By 2016, Lumea was focused on selling assets to try and raise cash:
By February 2016, the mood among Lumea’s directors had darkened. Bankers at EFG were running out of patience, the minutes show. Unpaid bills and stalled building projects meant that its 13 million pounds in loans were in jeopardy. Three days before that month’s meeting the Swiss bank had directed Lumea to sell one of Hajiyev’s mansions, Robin Hill, to one of its own clients for 4.5 million pounds — 2 million pounds less than the purchase price. But that wasn’t enough. EFG was also demanding that all creditors be paid and 1 million pounds be placed on secured deposit with the bank.
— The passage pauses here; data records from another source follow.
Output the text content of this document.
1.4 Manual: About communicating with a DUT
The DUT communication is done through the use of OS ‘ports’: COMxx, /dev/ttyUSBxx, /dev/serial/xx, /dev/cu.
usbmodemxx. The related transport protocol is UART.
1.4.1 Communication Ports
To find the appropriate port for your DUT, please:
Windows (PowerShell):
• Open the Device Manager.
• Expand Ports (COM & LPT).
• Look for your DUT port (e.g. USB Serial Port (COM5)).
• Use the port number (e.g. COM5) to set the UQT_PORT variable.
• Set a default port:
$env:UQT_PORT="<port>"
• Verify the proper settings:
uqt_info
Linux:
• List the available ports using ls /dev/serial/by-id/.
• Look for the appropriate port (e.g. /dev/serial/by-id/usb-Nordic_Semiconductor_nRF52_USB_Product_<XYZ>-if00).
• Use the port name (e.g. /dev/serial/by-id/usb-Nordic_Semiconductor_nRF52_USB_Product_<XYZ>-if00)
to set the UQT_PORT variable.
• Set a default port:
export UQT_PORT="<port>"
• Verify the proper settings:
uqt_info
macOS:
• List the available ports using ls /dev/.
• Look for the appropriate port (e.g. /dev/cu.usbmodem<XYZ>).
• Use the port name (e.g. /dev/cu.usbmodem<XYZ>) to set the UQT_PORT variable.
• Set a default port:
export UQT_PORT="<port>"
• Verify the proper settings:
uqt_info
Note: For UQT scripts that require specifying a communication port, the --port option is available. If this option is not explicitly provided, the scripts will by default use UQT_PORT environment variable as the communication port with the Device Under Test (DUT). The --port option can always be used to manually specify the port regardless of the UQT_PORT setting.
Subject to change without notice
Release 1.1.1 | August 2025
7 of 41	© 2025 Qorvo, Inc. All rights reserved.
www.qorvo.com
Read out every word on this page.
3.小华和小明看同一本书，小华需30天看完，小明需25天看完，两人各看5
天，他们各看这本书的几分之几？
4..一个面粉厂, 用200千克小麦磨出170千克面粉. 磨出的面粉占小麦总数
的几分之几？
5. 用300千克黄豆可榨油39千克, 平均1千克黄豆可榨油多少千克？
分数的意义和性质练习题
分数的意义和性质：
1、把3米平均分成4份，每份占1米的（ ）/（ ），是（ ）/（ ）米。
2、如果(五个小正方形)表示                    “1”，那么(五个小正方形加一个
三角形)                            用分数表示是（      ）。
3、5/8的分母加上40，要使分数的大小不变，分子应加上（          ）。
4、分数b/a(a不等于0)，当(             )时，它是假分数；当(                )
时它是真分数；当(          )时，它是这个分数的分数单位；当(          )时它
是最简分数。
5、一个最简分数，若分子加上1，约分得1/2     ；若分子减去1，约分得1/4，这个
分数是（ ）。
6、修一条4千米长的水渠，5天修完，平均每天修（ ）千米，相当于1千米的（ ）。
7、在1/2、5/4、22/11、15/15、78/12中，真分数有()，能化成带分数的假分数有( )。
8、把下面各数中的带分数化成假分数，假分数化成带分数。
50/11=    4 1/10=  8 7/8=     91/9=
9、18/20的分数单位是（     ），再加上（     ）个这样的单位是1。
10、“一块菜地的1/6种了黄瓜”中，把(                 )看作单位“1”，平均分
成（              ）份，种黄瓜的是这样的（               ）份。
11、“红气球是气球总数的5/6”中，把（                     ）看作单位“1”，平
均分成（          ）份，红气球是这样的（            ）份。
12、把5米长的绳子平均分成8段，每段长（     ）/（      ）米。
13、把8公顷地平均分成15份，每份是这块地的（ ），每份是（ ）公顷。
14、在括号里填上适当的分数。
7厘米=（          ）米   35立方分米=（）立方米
British authorities obtained court orders in 2018 freezing some of Hajiyev’s wealth in an attempt to stop the estimated 100 billion pounds in “dirty money” that makes its way to Britain every year.
Andrew Mitchell, a Conservative MP and former minister, said: “Money launderers are always one step ahead of us. If the enablers don’t take their responsibilities seriously, then we should throw the book at them.”
And with the recent pullbacks in the market, we wonder if we’re going to be hearing any similar stories anytime soon.